Life is so different today, with our small-ish backyard, the constant lure of another screen, and the concern that would stand in the way of letting the boys ride very far from the house alone on their bikes. I want my boys to be boys, and they are. But it takes more thought and creativity today to keep them occupied whether at chore-time or play-time, and it's a challenge, especially during the hot summer.

We can't go back to the farm, it's been gone for many years now. But I can reminisce about my childhood days, share those stories with my boys and hopefully impart to them an appreciation for what life was back then, even without screens at our fingertips.

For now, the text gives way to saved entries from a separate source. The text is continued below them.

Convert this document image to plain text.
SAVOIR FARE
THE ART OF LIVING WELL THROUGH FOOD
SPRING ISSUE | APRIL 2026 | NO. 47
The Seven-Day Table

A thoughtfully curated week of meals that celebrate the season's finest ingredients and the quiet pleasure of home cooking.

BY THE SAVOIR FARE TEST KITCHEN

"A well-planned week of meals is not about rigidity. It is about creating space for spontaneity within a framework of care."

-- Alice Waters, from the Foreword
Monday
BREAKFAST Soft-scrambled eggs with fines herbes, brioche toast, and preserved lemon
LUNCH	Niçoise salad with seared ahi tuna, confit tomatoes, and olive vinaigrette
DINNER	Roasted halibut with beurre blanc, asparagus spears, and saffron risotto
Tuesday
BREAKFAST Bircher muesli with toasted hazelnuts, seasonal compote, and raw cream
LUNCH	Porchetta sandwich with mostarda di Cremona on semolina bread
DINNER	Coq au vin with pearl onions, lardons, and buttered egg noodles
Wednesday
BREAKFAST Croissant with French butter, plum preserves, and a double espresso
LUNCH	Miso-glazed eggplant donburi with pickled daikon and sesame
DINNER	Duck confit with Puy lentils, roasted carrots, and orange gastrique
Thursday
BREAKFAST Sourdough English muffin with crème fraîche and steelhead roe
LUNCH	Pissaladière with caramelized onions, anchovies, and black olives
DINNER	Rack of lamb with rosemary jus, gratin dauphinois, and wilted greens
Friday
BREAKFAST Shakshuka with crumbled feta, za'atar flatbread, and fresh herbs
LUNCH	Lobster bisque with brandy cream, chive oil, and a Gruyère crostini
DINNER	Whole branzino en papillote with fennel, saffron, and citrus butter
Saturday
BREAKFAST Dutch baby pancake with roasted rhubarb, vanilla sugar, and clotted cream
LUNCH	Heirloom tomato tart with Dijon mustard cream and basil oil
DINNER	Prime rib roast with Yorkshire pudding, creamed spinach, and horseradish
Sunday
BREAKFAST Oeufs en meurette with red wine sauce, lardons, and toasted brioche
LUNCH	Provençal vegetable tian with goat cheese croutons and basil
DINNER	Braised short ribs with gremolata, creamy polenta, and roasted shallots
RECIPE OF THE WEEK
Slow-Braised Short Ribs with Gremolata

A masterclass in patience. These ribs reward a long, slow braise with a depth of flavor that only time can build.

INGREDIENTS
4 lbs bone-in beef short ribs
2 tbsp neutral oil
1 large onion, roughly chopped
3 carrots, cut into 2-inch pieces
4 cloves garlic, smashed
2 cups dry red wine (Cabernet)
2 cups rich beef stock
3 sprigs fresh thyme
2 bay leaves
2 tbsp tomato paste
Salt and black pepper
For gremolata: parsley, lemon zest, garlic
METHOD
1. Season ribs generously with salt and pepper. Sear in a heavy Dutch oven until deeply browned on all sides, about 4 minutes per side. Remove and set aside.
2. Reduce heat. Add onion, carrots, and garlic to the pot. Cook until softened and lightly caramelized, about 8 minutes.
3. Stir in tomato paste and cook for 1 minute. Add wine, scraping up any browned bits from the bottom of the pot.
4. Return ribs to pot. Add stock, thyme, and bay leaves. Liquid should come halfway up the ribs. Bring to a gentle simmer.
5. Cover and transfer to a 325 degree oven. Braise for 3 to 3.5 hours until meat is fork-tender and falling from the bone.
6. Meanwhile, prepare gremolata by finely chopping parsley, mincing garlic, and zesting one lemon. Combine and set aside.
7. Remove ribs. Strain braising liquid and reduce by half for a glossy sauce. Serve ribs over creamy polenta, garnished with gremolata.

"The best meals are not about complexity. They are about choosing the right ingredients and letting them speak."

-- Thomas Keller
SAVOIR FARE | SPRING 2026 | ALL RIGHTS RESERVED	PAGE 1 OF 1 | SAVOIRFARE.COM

I can't help but picture them there; I think they'd have fit in real well.

God bless you!


cmziall said...

I didn't have what you had growing up, but just having more FREEDOM was nice. We did grow up in a house where there was a HUGE FIELD behind our house - it's still there, although now soccer fields ;) I, too, which I lived on property to let my "boys be boys" - guess I didn't realize what I needed to be praying for early on in my marriage when we were looking for a house. *sigh*

Rory said...

Hey Jill,

Nice post. I remember it just like you do. I am sure I didn't know what we had either. For that matter, I am not sure our parents did. Anyway...good memories...I now avoid driving by and seeing all those houses that replaced it. I hope I am not overly attached, but the sentimentalist in me doesn't want to see it belonging to other people who have no idea of what it was.

Thanks and love,

Big Brother

HSMom said...

Thanks, Rory. :)

In re-reading the post the one thing I think I white-washed a bit was the picking of the "best" Gravensteins. Best, nothin'. We always picked them way too early in the summer when they were small, under-ripe and very sour. Then we'd have to listen to Barn Grandpa yell at us, "You're gonna get a belly-ache!!"